LITTLE CLARITY ON USE PROCEEDS

  • There is a larger question of where within the Budget will such proceeds from monetisation be accounted for and how these proceeds will be spent.
  • The NMP document does speak about these proceeds being used to finance further infrastructure. There are no specific guidelines/rules, however, on how these proceeds could be used. Could they be used (more importantly not used) for paying salaries, giving pensions and subsidies, etc., thereby incurring revenue expenditure?

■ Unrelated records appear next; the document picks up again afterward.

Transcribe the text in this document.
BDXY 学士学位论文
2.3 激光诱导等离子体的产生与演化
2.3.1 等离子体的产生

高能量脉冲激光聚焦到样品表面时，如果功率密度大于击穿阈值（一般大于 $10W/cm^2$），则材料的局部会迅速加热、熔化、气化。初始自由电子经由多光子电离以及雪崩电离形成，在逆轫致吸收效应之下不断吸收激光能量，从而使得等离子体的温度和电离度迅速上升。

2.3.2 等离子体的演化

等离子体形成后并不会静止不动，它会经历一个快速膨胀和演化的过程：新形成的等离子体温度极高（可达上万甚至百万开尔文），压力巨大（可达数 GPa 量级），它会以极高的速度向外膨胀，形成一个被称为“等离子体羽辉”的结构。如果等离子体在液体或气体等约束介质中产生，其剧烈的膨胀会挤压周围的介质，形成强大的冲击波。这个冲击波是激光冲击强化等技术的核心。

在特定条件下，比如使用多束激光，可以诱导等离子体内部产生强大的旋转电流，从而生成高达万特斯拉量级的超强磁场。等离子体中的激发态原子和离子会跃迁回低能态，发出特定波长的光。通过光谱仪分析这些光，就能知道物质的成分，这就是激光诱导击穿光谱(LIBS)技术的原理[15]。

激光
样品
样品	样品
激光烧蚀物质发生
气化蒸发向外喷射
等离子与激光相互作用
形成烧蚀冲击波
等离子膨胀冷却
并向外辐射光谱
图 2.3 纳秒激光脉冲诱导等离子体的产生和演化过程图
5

THE LITTLE ATTENTION ON IMPLEMENTATION

  • The big miss is the little attention paid to the issue of how the NMP would be implemented and a precise scenario planning based on the Government’s experience in Disinvestment.
  • The 101-page Volume II document with only one page devoted to an Implementation Plan, in a nutshell, maybe the biggest challenge of the NMP.

EMPLOYMENT

  • The document has been silent on maintaining the current level of jobs in assets that will be monetised.

THE WAY FORWARD

  • EXECUTION IS THE KEY TO SUCCESS: While the Government has attempted to solve several difficulties due to the NMP framework’s infrastructure development, the plan’s execution remains critical to its success.
  • APPROACH WITH MULTI-STAKEHOLDER: Other stakeholders must do their part if the infrastructure expansion plan is to succeed. State governments and their public-sector enterprises, as well as the private sector, are among them. In this regard, the Fifteenth Finance Commission has advocated the formation of a High-Powered Intergovernmental Group to re-examine the Centre’s and States’ fiscal responsibility legislation.
  • OTHER METHODS OF RAISING RESOURCES: Other strategies for raising funds include establishing a development finance institution (DFI) and increasing the percentage of infrastructure investment in the federal and state budgets.
  • DISPUTE RESOLUTION MECHANISM: The importance of strengthening judicial systems cannot be overstated. The design and implementation of NMP will naturally and automatically benefit from efficient and effective conflict resolution processes.
  • STREAMLINE PPP: Based on recent experience, public-private partnerships (PPPs) now feature transparent auctions, a clear understanding of the risks and payoffs, and an open field for all interested parties. As a result, the value of PPP in greenfield projects should not be overlooked.
  • TRANSPARENT BIDDING: Maintaining transparency is critical to achieving a sufficient realisation of asset value.
  • NITI AAYOG RECOMMENDATIONS:
    • Bringing InvITs Under Insolvency and Bankruptcy Code (IBC):Extending IBC provisions to InvITs would help lenders access a faster and more effective debt restructuring and resolution option.
    • Tax Breaks:Tax-efficient and user-friendly mechanisms like allowing tax benefits in InvITs would attract retail investors (individual/non-professional investors).

THE CONCLUSION: Raising financial resources upfront is a bold, proactive, and confident policy statement when global economic conditions remain unpredictable and uncertain. It sends a strong message to the rest of the world that India is open to business while protecting the public purse and its inhabitants.